Le Défendeur est Michel Bamba, France.
2. Nom de domaine et unité d’enregistrement
Le nom de domaine litigieux est enregistré auprès de Combell NV (ci-après désigné
“l’Unité d’enregistrement”).
3. Rappel de la procédure
La Plainte a été déposée auprès du Centre d’Arbitrage et de Médiation de l’Organisation Mondiale de la Propriété Intellectuelle (ci-après désigné le “Centre”) le 23 octobre 2024. En date du 23 octobre 2024, le Centre a adressé une requête à l’Unité d’enregistrement aux fins de vérification des éléments du litige, tels que communiqués par le Requérant. Le 24 octobre 2024, l’Unité d’enregistrement a transmis sa vérification au Centre révélant l’identité du titulaire du nom de domaine litigieux et ses coordonnées, différentes du nom du Défendeur et des coordonnées désignés dans la plainte (Redacted for Privacy). Le 24 octobre 2024, le Centre a envoyé un courrier électronique au Requérant avec les données relatives au titulaire du nom de domaine litigieux telles que communiquées par l’Unité d’enregistrement et invitant le Requérant à soumettre une plainte amendée. Le Requérant a déposé une plainte amendée le 24 octobre 2024.
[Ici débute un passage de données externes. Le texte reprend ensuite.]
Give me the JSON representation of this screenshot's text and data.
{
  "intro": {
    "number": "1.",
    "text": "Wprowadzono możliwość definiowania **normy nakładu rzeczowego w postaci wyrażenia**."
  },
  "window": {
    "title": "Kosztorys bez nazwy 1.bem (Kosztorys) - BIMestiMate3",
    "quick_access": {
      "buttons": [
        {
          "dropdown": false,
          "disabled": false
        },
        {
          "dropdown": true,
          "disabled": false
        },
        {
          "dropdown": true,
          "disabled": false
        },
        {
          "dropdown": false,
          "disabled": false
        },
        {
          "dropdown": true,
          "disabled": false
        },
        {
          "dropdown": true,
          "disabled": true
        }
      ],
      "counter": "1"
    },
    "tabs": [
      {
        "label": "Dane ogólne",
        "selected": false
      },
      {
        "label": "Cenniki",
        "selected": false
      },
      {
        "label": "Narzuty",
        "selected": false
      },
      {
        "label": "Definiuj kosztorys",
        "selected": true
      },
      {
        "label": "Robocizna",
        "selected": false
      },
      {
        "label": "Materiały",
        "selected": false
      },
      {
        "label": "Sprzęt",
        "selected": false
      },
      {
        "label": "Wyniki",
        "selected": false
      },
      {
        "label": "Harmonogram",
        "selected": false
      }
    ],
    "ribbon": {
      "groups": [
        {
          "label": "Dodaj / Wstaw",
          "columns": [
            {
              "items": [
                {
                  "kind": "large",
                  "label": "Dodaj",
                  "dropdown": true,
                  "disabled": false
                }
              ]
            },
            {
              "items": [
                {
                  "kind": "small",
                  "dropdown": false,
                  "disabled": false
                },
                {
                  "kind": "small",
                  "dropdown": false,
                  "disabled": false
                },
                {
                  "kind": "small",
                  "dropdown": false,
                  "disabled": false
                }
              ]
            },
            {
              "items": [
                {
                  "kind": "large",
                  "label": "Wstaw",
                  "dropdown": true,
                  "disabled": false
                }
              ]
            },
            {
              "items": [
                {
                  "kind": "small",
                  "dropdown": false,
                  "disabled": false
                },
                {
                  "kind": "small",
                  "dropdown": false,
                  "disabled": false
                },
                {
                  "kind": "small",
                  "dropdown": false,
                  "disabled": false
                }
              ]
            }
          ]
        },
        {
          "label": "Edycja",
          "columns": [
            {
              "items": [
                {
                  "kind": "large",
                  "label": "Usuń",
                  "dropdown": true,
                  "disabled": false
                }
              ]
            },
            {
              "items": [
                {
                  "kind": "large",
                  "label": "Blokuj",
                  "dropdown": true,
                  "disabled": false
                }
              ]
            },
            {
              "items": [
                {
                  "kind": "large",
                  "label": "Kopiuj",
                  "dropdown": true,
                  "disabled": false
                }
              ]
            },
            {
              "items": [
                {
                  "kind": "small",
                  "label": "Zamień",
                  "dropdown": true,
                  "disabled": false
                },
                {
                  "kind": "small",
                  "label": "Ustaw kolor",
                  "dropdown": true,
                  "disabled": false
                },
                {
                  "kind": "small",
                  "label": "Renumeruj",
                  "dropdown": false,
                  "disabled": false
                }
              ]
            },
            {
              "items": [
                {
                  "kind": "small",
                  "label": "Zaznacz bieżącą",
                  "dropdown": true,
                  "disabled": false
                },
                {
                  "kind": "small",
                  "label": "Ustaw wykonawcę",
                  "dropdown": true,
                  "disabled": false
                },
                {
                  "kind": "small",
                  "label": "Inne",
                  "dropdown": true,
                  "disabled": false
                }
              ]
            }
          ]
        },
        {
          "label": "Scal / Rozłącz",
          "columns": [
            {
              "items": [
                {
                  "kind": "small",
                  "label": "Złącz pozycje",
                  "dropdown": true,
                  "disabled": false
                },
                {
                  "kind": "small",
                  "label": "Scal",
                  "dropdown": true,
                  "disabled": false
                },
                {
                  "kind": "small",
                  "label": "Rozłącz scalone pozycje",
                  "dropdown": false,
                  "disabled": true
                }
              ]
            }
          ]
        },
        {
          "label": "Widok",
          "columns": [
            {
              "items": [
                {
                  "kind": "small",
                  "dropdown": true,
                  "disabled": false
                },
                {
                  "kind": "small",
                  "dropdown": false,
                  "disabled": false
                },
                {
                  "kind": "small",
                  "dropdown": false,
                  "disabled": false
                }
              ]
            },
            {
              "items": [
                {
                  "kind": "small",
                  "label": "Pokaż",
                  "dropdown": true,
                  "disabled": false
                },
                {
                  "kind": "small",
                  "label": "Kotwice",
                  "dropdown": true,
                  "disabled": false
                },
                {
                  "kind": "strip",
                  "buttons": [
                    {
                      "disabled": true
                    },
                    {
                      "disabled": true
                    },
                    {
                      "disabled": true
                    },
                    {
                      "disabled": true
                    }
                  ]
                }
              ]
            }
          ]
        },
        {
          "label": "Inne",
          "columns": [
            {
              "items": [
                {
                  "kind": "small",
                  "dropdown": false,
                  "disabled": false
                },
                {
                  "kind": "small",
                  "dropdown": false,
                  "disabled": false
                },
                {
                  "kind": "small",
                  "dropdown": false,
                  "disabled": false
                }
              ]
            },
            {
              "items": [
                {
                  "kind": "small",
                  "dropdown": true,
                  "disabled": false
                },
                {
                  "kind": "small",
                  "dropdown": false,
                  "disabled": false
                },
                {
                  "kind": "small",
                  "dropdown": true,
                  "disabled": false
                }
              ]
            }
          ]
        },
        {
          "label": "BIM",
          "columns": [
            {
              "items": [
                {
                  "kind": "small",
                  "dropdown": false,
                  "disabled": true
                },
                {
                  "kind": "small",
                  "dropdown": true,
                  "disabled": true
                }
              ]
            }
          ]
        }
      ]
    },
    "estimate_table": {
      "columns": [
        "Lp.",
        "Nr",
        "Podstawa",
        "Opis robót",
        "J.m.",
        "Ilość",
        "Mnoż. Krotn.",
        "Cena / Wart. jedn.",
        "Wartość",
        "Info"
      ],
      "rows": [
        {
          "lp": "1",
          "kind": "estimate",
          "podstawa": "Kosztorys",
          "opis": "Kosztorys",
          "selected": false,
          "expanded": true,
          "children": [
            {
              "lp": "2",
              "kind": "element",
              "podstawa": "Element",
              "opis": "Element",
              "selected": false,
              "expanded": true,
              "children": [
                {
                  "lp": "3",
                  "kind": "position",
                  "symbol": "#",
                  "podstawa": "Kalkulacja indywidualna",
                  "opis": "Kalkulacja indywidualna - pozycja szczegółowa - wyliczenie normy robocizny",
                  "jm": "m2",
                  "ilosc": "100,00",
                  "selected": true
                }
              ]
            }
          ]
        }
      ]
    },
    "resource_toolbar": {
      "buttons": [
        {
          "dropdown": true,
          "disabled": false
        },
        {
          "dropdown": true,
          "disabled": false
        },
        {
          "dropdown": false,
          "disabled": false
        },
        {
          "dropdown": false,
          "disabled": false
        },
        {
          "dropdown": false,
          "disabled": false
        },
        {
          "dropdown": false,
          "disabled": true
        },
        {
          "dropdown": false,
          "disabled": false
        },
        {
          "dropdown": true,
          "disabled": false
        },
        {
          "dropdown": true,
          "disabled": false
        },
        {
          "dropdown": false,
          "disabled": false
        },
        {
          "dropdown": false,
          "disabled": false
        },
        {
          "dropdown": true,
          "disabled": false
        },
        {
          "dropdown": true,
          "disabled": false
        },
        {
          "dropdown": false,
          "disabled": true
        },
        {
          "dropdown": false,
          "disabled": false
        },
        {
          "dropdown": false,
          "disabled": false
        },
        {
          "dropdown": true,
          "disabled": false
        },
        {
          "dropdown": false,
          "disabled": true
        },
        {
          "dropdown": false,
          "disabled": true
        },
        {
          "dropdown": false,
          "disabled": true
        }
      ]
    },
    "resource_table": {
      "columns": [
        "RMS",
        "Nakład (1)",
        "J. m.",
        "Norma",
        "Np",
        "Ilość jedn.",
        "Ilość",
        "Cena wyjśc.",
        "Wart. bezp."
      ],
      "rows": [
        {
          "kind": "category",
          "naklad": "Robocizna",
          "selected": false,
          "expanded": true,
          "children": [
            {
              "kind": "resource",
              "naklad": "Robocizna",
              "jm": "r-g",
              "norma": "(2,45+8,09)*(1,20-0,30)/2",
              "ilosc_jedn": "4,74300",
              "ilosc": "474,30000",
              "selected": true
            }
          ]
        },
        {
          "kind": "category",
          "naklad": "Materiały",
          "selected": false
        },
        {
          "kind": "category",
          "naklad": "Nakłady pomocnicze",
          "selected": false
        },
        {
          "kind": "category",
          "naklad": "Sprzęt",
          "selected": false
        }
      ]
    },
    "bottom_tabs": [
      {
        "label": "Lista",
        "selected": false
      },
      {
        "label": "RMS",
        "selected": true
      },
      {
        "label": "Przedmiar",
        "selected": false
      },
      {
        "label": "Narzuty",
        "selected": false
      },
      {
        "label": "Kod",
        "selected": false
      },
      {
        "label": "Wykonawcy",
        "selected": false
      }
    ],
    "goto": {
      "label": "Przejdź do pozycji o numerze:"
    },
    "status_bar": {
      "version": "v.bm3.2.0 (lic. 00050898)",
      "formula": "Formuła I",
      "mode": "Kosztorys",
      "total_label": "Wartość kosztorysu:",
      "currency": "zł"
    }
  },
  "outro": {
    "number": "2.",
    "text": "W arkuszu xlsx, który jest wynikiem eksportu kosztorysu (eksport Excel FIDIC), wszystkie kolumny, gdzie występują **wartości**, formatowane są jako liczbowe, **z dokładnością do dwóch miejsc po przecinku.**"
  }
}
Le 24 octobre 2024, le Centre a informé les parties en anglais et en français, que la langue du contrat d’enregistrement du nom de domaine litigieux était l’anglais. Le 24 octobre 2024, le Requérant a confirmé sa demande à ce que le français soit la langue de procédure. Le Défendeur n’a pas répondu aux arguments du Requérant.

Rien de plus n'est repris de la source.